Monday, April 28, 2008

Day 117-Wheres Waldo?


Wheres Waldo?

Lets see. Waldo has been lost for about a week. Omg do you guys hate me? I am so sorry for leaving all 4 of my stalkerazzi's out there to try and find their daily fix of crazy somewhere else. Hopefully you all still love me and can forgive a sistah whos been swamped, puking, cleaning up puke, swamped and cleaning up more puke. Did you know your dogs can get the flu? Um, yeah, so not pretty. I think I've learned what its like to live in hell.

Okay so heres the rundown for a few things that have been going down the last week or so. I went on a field trip with Cheeky. This is the new name I'm gonna use to refer to my 8 year old. We learned about where our steak comes from. Yes, the farmer actually pointed to specific parts of the steer that was standing eating in front of us and correlated it to what goes on the plate. The kids were crying and gagging. I was slobbering all over myself. Hey, I love rare steak. Just wipe its ass and throw it on a plate. If its still moo'ing then pass me a gag ball.
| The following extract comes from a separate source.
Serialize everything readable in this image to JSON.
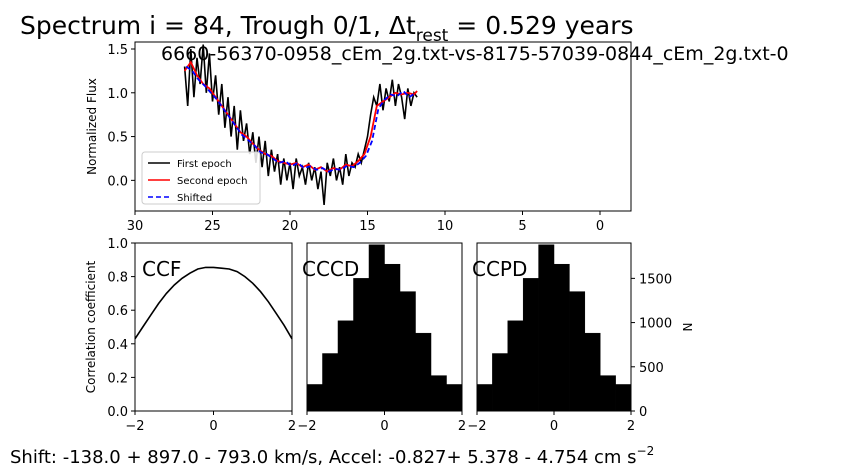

We learned about bugs we can find in the water. Yeah, I'm not swimming in the river anytime soon. Oh, and my favorite part of the ENTIRE trip was when I learned how to identify a hickory nut by the hottest forester worker I have ever seen. I have a new love for all things wood.

Oh and we went to "Headsucking '08". It was a crawdad fest thing. Basically I paid 30 bucks a person to eat some crawdads and watch Spanky get plastered beyond recognition. Thats not a story. The dude drank so much that he puked and laid down in it and refused to get up. He somehow managed to crawl onto the back of his brothers pick-up and when we got home, I left him out there. In the rain. Drunk. No covers. Yeah, slow your role fool. Learn your limit. I still love you though you ass. I cant stay mad at'cha for long.



My sisters and I have also decided that no matter how long we been married. No matter how many kids we have, we will always be D.G.4.L.'s. DIRTY GIRLS 4 LIFE. I had to protect one of my younger sisters from being hit on by all the dorks at what we now refer to as "Redneck Woodstock" so I pretended to be her girlfriend for the night. We called it Redneck Woodstock because it POURED for about an hour and everything was muddy so we were all barefoot. Only my baby sister was pregnant so she totally fit into that cliche. Barefoot and pregnant at the Redneck Woodstock. Lmao-I love you girl!!!



I also learned that I can drink a soda with my boobs. Its the coolest party trick EVER.